Ben Roberts brings the third in the series of Pitching It Up: a guide to the Sri Lankan stadiums for the ongoing Australian tour as both sides compete in the third.
Peter Siddle is as lionhearted competitor as you are likely to meet in the game of cricket. It is unlikely that a thought toward another test as the drinks carrier really could really inspire a player like Siddle, but the surface at the SSC could potentially drive him to rue his probably replacement of Ryan Harris in the team.
The surfaces in the first two tests were incredibly lively compared with the reputation preceding the grounds. Of course the first test match’s pitch was later deemed below standard by the ICC. The pitch at the SSC is renowned as being overtly favourable to the batsman. Flat, hard and dry, with the only threat it dusting up later in the test. By which time both sides may have batted the game out of reach for each other.
The last test at the ground was Sri Lanka against the Indians in July 2010 where Sri Lanka began by running up a total of 642 for 4 declared (three centurions, one a double, and two half centurions) before India, needing to win the test to level the series, replied with 707 (two centurions, and three half centurions) all out on the fourth day. Little time remained on such a wicket to force a result, and clearly neither side appeared that interested in one either.
The Australians played in a high scoring affair against Sri Lanka in 2004. Both teams recorded just over 400 all out on the first innings before Australians ran up 375 in the second innings. On top of their game at the time the fast scoring rate of the tourists left them with over a day to bowl at the hosts, which they duly did to great success. The combination Shane Warne and a brittle temperament that haunted Sri Lankan batsman too often saw the Australians win.
The ground is the headquarters for the Sri Lankan national cricket authorities, therefore one down in the series and with those in power looking on you would like to think the Sri Lankans will push for a result.
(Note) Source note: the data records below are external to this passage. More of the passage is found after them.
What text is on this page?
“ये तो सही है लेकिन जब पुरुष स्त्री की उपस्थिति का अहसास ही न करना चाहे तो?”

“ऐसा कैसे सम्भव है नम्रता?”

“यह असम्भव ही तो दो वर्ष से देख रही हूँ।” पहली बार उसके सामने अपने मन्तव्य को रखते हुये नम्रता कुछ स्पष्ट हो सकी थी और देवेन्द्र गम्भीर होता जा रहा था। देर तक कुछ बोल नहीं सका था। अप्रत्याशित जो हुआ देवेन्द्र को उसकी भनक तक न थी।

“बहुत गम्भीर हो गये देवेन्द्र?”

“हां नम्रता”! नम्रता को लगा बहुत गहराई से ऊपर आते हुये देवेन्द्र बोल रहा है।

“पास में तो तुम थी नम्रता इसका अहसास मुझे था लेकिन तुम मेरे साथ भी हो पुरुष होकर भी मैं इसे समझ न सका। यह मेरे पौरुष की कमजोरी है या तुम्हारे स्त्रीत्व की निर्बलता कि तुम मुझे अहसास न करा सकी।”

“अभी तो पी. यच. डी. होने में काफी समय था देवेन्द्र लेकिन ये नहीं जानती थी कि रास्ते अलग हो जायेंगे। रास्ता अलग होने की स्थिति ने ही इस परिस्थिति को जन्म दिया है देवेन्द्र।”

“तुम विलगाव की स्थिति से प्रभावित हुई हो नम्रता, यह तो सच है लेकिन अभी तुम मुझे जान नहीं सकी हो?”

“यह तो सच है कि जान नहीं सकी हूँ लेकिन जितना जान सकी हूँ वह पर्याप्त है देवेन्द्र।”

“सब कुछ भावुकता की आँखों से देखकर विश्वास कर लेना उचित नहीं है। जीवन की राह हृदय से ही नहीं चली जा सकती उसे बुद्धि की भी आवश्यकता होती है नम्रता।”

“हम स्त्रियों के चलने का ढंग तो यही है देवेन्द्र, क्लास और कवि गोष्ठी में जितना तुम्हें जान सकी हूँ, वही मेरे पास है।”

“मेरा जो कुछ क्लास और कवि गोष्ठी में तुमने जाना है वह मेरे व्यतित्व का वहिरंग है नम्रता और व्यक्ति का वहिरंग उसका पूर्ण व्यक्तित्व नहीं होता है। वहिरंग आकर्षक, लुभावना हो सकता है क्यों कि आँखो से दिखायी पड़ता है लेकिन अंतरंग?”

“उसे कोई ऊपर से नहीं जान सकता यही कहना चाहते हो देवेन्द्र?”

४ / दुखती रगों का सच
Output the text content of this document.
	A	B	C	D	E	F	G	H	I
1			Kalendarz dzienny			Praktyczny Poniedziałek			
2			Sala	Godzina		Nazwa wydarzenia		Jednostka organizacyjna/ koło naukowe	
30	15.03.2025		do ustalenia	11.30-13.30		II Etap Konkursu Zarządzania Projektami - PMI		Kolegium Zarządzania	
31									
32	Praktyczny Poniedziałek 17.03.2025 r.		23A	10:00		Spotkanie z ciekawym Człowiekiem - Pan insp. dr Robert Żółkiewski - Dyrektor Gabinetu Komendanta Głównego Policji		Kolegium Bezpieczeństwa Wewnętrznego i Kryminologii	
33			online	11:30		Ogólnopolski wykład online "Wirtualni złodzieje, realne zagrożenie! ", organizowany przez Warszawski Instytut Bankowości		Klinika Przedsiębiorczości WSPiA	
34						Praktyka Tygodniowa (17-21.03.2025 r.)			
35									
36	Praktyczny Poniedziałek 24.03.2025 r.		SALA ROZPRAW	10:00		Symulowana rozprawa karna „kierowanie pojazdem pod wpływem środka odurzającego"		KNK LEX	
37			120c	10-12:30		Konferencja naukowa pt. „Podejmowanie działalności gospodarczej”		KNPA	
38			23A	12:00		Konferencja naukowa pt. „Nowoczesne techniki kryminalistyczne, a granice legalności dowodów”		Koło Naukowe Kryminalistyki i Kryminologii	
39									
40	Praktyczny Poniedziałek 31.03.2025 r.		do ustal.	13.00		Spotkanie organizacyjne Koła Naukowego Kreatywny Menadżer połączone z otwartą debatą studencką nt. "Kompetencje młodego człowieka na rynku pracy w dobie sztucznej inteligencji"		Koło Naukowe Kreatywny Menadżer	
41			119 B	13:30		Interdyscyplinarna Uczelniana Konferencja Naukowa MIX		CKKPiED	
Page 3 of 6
Whichever team wins the toss will bat first and stand the better chance of setting the match up for a win. All bowlers will need to be patient, and captains wise in their use. With an aggressive player like Siddle, Michael Clarke will need to be aware the moment his frustration results in even slightly poorer bowling.
Writers note to Phil Hughes. This may be the best chance you get to shut all of us up who are fast losing patience with your inability to do the job at the top of the order, particularly as we know one S Katich would thrive in these conditions. Do not waste it.